You can hire a taxi right at the train station to take you to all the monasteries for about €30-40 (in 2005). However, reaching the spires by foot gives visitors a much more tangible feeling of the Meteora's majesty. It is not a difficult hike, mostly on a paved path, and experiencing the sanctuaries like the monks did a few hundred years ago only increases its wonder. In the summer, be prepared for the Greek heat, and as the hike takes a whole day, bring a few litres of water.
The ideal way to experience Meteora’s unique beauty is by walking . Following the words of an author of a local guide, “the slow pace of the walker gives him the chance to experience the surrounding world, where a flower, a rock or a monk standing on a high balcony are perceived quite differently. Only by following the footsteps of holy men as far in the past as the 11th century – well away from the milling crowds of tourists – is one able to experience a different aspect of Meteora”.
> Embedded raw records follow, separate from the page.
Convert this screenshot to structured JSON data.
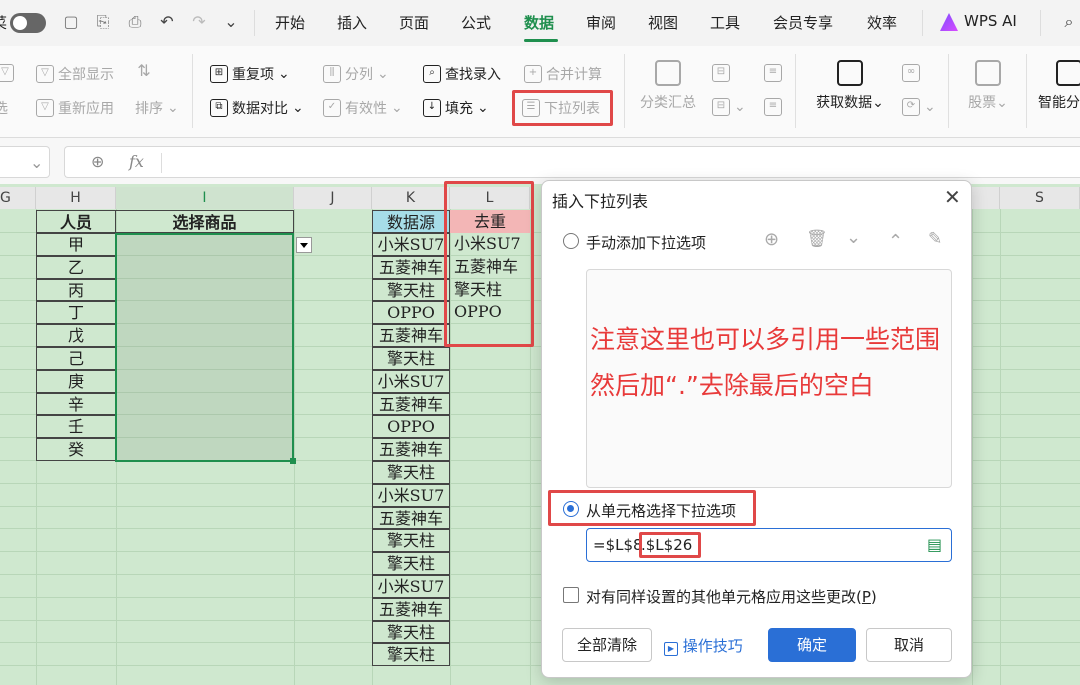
{
  "menu": {
    "tabs": [
      "开始",
      "插入",
      "页面",
      "公式",
      "数据",
      "审阅",
      "视图",
      "工具",
      "会员专享",
      "效率"
    ],
    "active": "数据",
    "wps_ai": "WPS AI"
  },
  "ribbon": {
    "show_all": "全部显示",
    "reapply": "重新应用",
    "sort": "排序",
    "duplicates": "重复项",
    "compare": "数据对比",
    "split": "分列",
    "validity": "有效性",
    "lookup_entry": "查找录入",
    "fill": "填充",
    "merge_calc": "合并计算",
    "dropdown_list": "下拉列表",
    "subtotal": "分类汇总",
    "get_data": "获取数据",
    "stocks": "股票",
    "smart": "智能分"
  },
  "formula": {
    "fx": "fx"
  },
  "columns": [
    "G",
    "H",
    "I",
    "J",
    "K",
    "L",
    "S"
  ],
  "sheet": {
    "person_header": "人员",
    "product_header": "选择商品",
    "persons": [
      "甲",
      "乙",
      "丙",
      "丁",
      "戊",
      "己",
      "庚",
      "辛",
      "壬",
      "癸"
    ],
    "source_header": "数据源",
    "source": [
      "小米SU7",
      "五菱神车",
      "擎天柱",
      "OPPO",
      "五菱神车",
      "擎天柱",
      "小米SU7",
      "五菱神车",
      "OPPO",
      "五菱神车",
      "擎天柱",
      "小米SU7",
      "五菱神车",
      "擎天柱",
      "擎天柱",
      "小米SU7",
      "五菱神车",
      "擎天柱",
      "擎天柱"
    ],
    "dedup_header": "去重",
    "dedup": [
      "小米SU7",
      "五菱神车",
      "擎天柱",
      "OPPO"
    ]
  },
  "dialog": {
    "title": "插入下拉列表",
    "manual_option": "手动添加下拉选项",
    "note_line1": "注意这里也可以多引用一些范围",
    "note_line2": "然后加“.”去除最后的空白",
    "cell_option": "从单元格选择下拉选项",
    "ref_prefix": "=$L$8",
    "ref_suffix": ".$L$26",
    "apply_all": "对有同样设置的其他单元格应用这些更改(",
    "apply_all_key": "P",
    "apply_all_end": ")",
    "clear_all": "全部清除",
    "tips": "操作技巧",
    "ok": "确定",
    "cancel": "取消",
    "note_color": "#e83a3a",
    "accent": "#2a6fd6"
  }
}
The sheer blocks of rock may look intimidating, but in reality walking around the area is not a difficult task. Walking is the only way to observe impressive rock formations and the shaping of strange patterns from a closer distance. Choose a pathway, like the one from the old town of Kalambaka to the monastery of Holy Trinity, or the one leading you to the ruins of old monasteries as you enter the village of Kastraki. Avoid the crowds, choose the track of your style, wear a pair of good trainers and grab your camera for an unforgettable experience!
Inexpensive, mass produced icons may be purchased in the monasteries for as little as €1. They do not have the variety of the factories, however.
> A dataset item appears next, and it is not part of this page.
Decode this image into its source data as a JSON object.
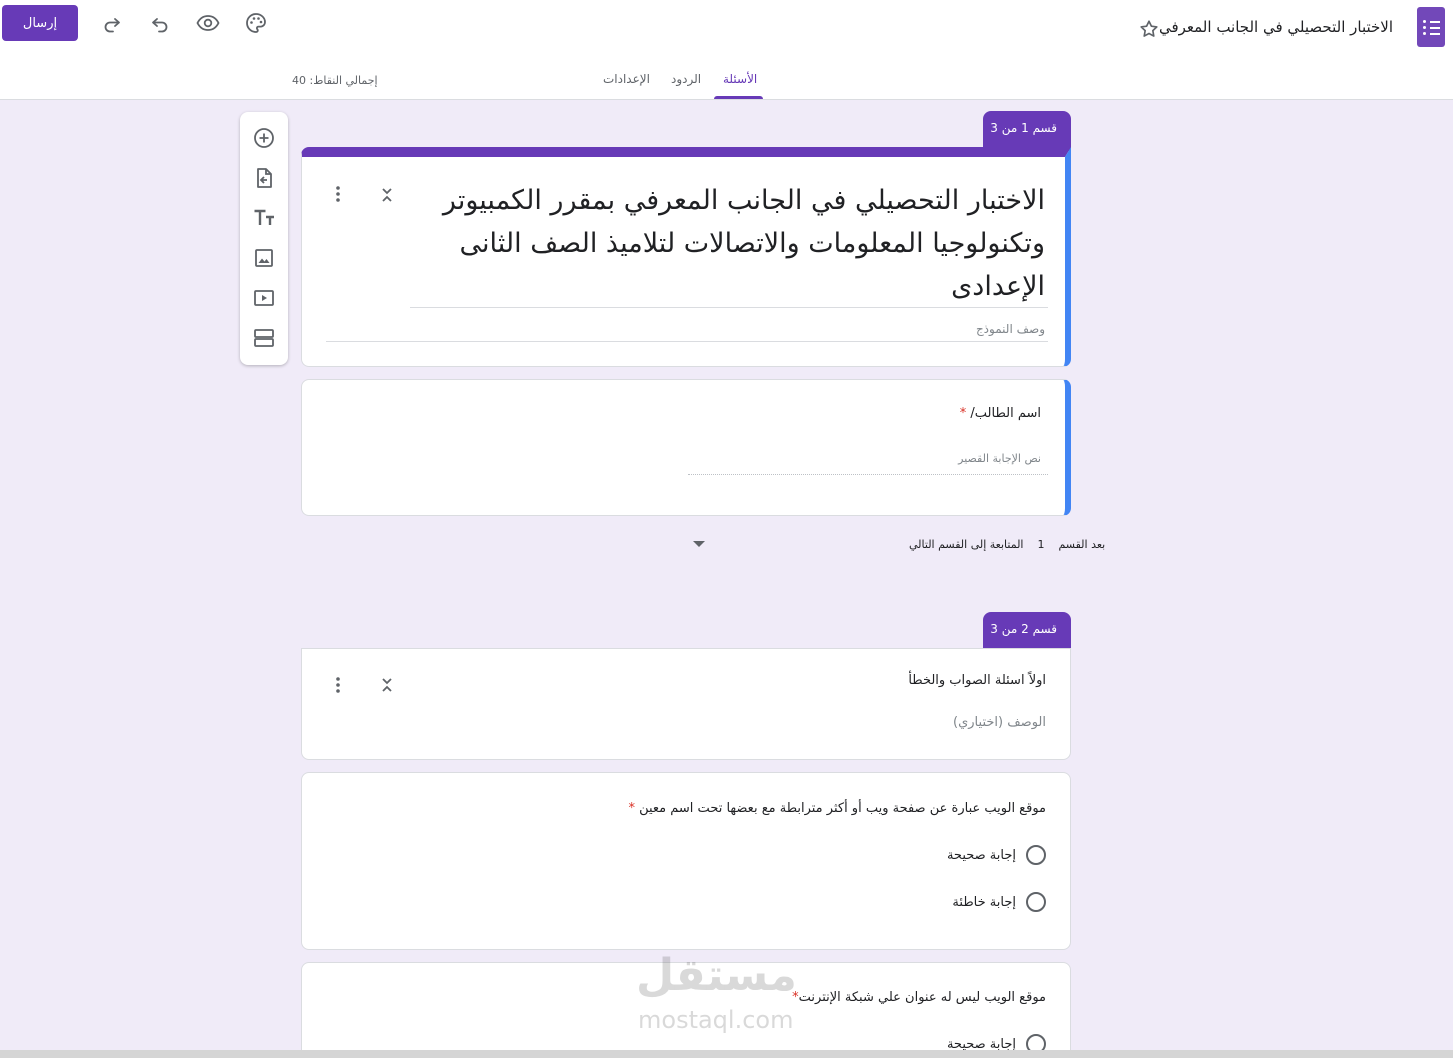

The monasteries were not originally built for tourism. Tourism, essential to the monasteries survival, has also destroyed their character. They are no longer contemplative.
Kastraki has a number of restaurants, but if you are looking for a light meal, the ouzeri on the main road slightly downhill (towards Kalambaka) was excellent and cheap. Live music when the owner's friends come along at night.
Home-made sausages and top-quality meat, cheese, yoghurt, honey, sweets from fruits, traditional soutzouki made with unfermented grape juice and nut, wine and tsipouro are highly ranked in the gastronomical list of domestic products. In fact, the processing of these products is one of the main occupations of the local farmers. There is also a woodcarving school in Kalambaka -which is unique in Greece- so, it is worth looking for woodcut products; Kalambaka has a long tradition in this art.
Women are required to wear skirts covering the knees and have their shoulders covered, too. Most of the monasteries do provide wraps for women who come unprepared, but if you bring your own, especially one with bright colours, you'll get a smile from the monk or nun at the entrance.
Along the same line, men are required to wear trousers covering the knees. This too can be borrowed from the stock at the entrance but that clothing isn't washed after every user so it may cause a bad feeling to you wearing these skirts. One size fits all for man!